The way you organise your spending habits makes the whole impact on your financial health. Money needs to survive the spending spree. To manage money 25% more efficiently and making 25% more money go for the same thing. However,
Income stream is quantitative, income management is qualitative.
It is about your ability to see more opportunities in economy. Not everybody wants to be rich but many may strive for that because they would see no other option.
Extreme riches is the game of large numbers when money make exceedingly more money.
Then
What to do with the money? You know it better. At least it will reduce the general amount of complaining in the world of inadequate financial health. Sort of exercise where the money unspent could be invested in startups, public markets or real estate with the hope of return. Investments are coming back in one form or another.

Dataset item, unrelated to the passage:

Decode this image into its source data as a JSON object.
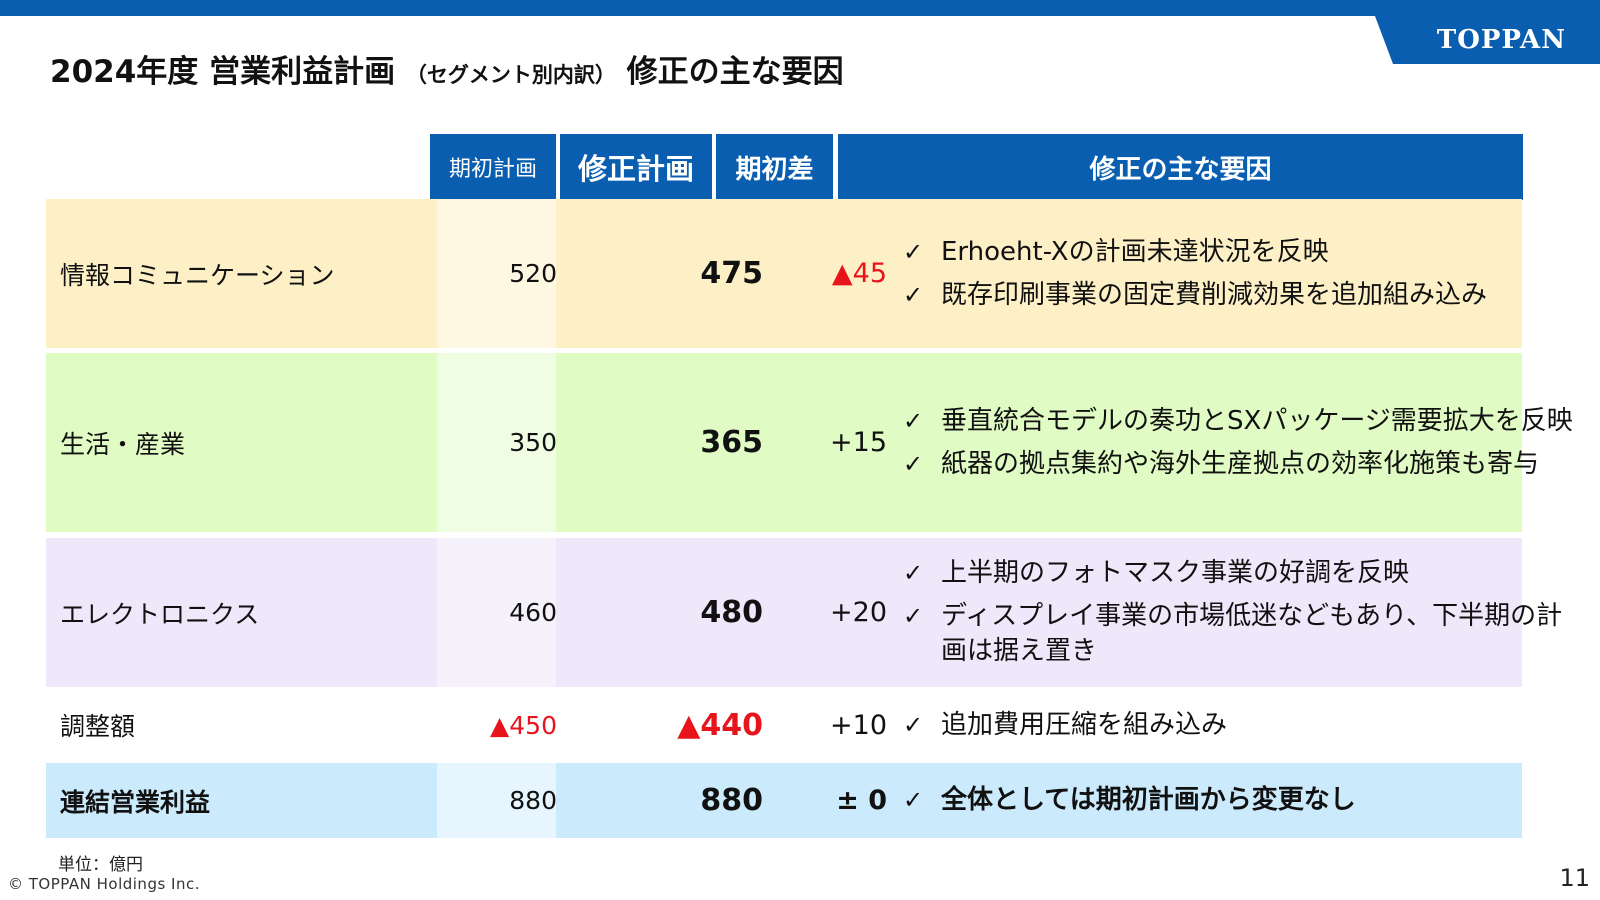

You always can earn money, but rarely buy time. Time is a scarce resource. But you may save time by focusing less on money making and more on money management
Which is just a smart habit.
In this way, you buy yourself time to do things which are more important for you.
Financial martial art is a framework you can act upon. The exercise makes less to act like more. Instead of being rich, you can be happy. Or both. Your smarts will do the work on your behalf.
For the majority of people would be clever by not making more money but to designing better financial decisions. It will make you happier more confident and independent. It is good for economy.
This article is for informational purposes only not all information will be accurate. This should not be considered Financial or Legal Advice. Consult a financial professional before making any major financial decisions.